I'm not going to say that this is a terrible book. But it's a cliche. The grinch becomes lovable. The philandering character dies in a car crash. The dying bookstore gets a second life in the hands of its patrons. Money magically appears. I. Die. Of. Sugar.

Read this book if:
  1. You have nothing else to do.
  2. You love books about books.
  3. Oh, don't bother.

6 comments:

Kaz said...

I enjoyed this book - maybe because it was undemanding at a time when that's what I needed. I agree that it was a bit 'surface', but there was just enough quirkiness for me to keep wanting to turn the pages til the end!

angusmiranda said...

It's one of those books that disappoint you big time because you are so prepared to like it, noh? As for me, I liked it enough. I was in high spirits the whole month so most of the things I read felt nice. I would have reacted more viciously had I been in a foul mood.

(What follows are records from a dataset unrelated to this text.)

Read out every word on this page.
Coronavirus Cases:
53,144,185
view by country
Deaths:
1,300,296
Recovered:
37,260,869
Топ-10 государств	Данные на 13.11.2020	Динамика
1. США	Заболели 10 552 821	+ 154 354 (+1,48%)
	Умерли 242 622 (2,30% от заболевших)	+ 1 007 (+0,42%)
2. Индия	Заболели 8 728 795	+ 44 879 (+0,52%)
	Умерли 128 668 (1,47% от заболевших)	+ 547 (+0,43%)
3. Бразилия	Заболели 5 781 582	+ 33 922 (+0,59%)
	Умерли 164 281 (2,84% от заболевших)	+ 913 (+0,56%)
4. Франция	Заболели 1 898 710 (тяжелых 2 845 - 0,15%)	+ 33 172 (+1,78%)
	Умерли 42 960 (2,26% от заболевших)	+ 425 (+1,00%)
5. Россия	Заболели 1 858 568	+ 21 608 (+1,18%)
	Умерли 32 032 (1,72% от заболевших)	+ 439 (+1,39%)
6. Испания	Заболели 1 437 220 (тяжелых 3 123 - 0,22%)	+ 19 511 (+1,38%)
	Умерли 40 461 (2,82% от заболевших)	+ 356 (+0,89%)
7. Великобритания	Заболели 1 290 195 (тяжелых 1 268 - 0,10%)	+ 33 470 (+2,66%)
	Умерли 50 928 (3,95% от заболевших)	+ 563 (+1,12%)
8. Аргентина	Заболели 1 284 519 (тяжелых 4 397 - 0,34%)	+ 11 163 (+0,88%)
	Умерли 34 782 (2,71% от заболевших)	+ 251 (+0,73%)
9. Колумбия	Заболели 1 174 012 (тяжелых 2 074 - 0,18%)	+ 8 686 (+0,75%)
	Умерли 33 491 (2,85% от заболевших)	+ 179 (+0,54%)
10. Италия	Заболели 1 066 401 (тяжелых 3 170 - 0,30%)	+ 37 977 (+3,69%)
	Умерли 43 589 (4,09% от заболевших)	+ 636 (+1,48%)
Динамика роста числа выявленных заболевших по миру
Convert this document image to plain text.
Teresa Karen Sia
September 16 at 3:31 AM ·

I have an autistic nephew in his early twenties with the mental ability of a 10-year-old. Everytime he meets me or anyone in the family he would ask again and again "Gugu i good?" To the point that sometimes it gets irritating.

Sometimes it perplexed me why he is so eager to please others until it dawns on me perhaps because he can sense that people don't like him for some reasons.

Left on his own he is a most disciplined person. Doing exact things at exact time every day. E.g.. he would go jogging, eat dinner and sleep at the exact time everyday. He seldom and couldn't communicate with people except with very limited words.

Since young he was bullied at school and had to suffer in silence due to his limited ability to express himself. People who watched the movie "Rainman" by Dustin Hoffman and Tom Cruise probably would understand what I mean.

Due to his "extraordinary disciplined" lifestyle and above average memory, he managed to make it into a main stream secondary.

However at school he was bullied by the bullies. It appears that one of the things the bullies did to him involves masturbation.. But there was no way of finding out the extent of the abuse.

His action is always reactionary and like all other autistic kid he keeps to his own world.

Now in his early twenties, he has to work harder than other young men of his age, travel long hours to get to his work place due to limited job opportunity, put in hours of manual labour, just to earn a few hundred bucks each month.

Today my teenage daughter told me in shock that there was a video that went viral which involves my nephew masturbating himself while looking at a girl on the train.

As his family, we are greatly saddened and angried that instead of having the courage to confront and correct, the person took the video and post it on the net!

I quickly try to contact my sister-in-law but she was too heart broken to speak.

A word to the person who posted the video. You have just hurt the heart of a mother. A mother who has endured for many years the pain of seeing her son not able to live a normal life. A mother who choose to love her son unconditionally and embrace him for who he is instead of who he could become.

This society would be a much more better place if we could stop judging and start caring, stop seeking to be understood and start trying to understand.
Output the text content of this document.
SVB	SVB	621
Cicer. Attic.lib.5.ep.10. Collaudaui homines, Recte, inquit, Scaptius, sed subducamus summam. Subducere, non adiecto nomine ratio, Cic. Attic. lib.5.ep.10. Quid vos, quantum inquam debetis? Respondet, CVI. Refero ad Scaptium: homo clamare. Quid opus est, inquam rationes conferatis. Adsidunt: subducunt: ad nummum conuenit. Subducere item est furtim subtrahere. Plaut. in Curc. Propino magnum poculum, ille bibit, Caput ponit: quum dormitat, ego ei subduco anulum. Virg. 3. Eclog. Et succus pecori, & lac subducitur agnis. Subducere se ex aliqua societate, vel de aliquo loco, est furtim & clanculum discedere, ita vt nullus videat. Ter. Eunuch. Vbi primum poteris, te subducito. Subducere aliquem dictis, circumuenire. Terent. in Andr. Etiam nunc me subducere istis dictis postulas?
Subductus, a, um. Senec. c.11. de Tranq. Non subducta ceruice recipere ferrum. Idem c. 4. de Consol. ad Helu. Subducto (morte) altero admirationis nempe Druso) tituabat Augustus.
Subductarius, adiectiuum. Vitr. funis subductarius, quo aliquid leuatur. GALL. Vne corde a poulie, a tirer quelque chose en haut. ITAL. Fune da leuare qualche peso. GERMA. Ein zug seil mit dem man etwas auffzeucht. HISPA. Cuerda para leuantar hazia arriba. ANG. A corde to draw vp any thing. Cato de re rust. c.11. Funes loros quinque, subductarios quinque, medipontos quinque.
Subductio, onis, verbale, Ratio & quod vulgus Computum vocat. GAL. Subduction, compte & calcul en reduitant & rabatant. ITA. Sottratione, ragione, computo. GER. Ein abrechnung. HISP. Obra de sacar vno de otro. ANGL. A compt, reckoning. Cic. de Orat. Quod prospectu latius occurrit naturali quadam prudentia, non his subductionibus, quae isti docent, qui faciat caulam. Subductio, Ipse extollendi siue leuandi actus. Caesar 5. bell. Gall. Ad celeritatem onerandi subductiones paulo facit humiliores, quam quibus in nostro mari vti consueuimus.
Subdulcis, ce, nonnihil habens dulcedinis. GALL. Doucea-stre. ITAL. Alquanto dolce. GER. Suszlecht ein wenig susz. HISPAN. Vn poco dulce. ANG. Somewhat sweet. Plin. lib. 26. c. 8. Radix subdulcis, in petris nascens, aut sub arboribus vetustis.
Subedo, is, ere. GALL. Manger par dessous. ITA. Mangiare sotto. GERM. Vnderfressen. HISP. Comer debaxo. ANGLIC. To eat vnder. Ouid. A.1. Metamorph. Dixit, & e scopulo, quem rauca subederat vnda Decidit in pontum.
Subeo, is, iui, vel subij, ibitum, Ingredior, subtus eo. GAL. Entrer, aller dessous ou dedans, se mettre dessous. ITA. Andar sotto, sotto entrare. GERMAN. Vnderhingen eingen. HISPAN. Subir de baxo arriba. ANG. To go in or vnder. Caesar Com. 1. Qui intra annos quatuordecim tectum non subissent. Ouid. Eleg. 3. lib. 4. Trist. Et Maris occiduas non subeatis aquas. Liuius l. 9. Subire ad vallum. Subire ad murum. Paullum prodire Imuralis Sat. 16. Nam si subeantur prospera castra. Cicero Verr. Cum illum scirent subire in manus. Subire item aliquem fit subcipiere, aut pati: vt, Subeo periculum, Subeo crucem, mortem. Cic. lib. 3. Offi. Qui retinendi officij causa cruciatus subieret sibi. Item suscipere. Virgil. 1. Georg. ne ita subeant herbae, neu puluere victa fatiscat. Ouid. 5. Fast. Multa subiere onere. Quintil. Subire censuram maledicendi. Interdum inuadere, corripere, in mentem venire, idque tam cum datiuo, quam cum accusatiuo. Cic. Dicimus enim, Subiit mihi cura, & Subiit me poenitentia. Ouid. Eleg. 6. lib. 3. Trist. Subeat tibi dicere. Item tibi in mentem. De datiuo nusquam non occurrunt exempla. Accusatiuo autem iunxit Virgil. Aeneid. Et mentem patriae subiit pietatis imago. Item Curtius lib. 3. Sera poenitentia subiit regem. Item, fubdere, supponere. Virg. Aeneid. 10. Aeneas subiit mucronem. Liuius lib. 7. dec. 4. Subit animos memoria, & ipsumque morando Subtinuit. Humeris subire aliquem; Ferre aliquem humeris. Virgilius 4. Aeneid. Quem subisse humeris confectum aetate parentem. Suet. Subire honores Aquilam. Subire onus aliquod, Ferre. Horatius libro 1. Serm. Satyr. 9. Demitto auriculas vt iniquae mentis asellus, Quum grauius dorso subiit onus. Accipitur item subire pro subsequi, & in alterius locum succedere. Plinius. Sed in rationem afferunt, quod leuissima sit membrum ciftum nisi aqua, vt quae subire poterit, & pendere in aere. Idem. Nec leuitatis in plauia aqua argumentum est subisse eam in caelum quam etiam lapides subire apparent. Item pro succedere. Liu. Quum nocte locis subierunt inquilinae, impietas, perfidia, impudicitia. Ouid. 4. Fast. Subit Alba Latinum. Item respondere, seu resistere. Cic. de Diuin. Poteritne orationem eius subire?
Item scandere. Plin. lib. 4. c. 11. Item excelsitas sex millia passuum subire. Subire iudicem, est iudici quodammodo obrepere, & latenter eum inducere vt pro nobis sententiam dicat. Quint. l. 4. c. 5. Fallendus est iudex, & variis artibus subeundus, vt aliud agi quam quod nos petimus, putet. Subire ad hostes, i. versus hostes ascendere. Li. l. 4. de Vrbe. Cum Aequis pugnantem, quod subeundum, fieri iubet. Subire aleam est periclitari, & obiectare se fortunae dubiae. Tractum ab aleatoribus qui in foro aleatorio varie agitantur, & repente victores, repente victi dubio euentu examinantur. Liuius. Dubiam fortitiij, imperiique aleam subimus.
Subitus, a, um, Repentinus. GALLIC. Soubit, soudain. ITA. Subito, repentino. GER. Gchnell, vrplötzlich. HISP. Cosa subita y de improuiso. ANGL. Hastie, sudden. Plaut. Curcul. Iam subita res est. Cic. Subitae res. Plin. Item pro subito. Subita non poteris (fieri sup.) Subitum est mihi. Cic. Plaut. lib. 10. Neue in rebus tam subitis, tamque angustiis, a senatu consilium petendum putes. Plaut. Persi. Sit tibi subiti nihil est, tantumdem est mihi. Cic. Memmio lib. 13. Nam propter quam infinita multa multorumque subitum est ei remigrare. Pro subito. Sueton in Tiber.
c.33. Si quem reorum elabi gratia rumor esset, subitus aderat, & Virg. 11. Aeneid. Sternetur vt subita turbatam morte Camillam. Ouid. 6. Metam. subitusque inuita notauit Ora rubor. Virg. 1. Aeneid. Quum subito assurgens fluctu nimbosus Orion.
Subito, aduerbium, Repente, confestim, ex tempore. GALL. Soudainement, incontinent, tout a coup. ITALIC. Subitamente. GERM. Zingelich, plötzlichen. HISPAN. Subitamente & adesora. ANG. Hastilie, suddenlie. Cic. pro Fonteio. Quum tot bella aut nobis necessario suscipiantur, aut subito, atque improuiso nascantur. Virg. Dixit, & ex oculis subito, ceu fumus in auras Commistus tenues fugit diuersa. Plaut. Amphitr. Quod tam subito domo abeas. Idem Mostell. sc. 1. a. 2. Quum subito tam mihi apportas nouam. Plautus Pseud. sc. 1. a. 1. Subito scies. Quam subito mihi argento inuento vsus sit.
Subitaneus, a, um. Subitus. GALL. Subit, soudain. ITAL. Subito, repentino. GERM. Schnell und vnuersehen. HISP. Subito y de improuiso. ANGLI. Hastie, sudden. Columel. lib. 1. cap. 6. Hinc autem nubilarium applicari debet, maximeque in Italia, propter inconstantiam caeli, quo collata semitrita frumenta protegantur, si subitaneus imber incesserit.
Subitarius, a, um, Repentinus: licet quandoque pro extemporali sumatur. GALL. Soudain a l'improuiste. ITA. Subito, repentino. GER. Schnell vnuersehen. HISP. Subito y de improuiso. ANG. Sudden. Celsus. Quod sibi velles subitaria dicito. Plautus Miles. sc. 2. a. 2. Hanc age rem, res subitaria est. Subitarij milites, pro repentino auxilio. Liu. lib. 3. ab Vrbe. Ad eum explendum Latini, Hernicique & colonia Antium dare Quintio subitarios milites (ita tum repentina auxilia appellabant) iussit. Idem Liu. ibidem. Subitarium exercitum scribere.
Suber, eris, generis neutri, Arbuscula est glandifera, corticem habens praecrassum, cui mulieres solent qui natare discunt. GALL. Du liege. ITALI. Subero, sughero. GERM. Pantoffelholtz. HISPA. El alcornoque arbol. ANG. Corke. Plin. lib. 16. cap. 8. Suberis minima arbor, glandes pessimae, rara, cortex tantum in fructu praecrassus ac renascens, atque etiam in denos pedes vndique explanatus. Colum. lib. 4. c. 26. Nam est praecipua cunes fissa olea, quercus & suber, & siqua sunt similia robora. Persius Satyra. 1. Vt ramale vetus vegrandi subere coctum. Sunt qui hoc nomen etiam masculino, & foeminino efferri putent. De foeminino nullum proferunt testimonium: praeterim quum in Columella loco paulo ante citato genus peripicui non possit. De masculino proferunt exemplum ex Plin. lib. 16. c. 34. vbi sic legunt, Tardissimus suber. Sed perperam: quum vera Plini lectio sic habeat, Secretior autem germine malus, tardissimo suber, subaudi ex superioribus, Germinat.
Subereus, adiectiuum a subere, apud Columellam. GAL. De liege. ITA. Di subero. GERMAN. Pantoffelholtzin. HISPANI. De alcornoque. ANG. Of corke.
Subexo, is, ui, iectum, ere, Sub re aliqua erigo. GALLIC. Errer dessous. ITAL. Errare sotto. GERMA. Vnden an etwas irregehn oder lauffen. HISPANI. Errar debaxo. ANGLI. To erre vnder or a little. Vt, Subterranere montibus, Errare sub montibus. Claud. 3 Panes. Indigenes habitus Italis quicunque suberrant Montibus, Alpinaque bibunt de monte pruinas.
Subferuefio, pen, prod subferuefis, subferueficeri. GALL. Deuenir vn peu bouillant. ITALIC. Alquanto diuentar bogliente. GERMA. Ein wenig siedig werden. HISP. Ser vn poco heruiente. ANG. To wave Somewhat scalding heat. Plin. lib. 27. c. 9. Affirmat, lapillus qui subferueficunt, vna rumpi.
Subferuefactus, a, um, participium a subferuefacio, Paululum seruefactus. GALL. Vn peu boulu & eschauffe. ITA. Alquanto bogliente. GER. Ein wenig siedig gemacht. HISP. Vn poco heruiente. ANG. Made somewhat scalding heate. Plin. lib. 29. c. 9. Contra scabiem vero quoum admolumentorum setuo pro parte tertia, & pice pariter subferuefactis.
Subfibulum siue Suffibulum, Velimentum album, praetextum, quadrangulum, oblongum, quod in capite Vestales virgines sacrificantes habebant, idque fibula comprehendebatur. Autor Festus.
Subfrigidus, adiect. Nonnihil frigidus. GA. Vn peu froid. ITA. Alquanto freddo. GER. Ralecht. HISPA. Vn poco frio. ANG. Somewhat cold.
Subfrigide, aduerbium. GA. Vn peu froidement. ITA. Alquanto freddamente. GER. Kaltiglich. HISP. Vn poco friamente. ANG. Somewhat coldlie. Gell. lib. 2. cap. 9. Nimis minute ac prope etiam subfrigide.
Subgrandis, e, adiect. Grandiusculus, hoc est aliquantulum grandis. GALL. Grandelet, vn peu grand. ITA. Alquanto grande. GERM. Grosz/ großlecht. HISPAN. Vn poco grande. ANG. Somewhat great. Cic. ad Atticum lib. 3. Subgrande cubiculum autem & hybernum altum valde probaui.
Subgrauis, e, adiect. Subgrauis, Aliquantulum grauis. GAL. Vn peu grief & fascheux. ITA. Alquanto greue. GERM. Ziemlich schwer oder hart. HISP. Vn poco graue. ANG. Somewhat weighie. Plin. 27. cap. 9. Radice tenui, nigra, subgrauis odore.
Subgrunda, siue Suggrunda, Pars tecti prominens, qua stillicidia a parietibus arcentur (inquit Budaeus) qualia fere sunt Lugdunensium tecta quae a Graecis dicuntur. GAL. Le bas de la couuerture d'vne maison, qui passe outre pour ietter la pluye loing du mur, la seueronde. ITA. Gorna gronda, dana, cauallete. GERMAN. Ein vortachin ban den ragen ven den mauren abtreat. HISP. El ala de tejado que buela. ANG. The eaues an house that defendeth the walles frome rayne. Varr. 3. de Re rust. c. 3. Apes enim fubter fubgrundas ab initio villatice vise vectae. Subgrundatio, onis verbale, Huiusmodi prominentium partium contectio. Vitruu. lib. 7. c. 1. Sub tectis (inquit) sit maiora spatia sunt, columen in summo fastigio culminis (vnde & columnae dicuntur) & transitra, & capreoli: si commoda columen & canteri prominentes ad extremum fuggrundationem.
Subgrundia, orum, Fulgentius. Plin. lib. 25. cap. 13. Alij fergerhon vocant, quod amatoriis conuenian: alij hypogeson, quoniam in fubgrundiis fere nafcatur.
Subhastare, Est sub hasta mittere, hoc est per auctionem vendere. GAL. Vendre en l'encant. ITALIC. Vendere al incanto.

(I also couldn't remember the names. If Fikry's name wasn't in the title, I would have forgotten it as well.)

Peter S. said...

Hello, Kaz! Yes, I completely agree with you. It did feel that you had to keep the pages turning to figure out how everything will tie up together.

Hi, Angus! See you again soon!

Lynai said...

I thoroughly enjoyed the book basically because of the references to short stories which I am also exploring at the moment. But I must say that I was disappointed with the ending. It was something that really sorely stuck out.

Peter S. said...

Hi, Lynai! Yeah, the ending was a bit too hard to swallow. It was so convenient!

Ryan said...

I think I'll still read this at some point in time, but not sure I'll rush out to get it.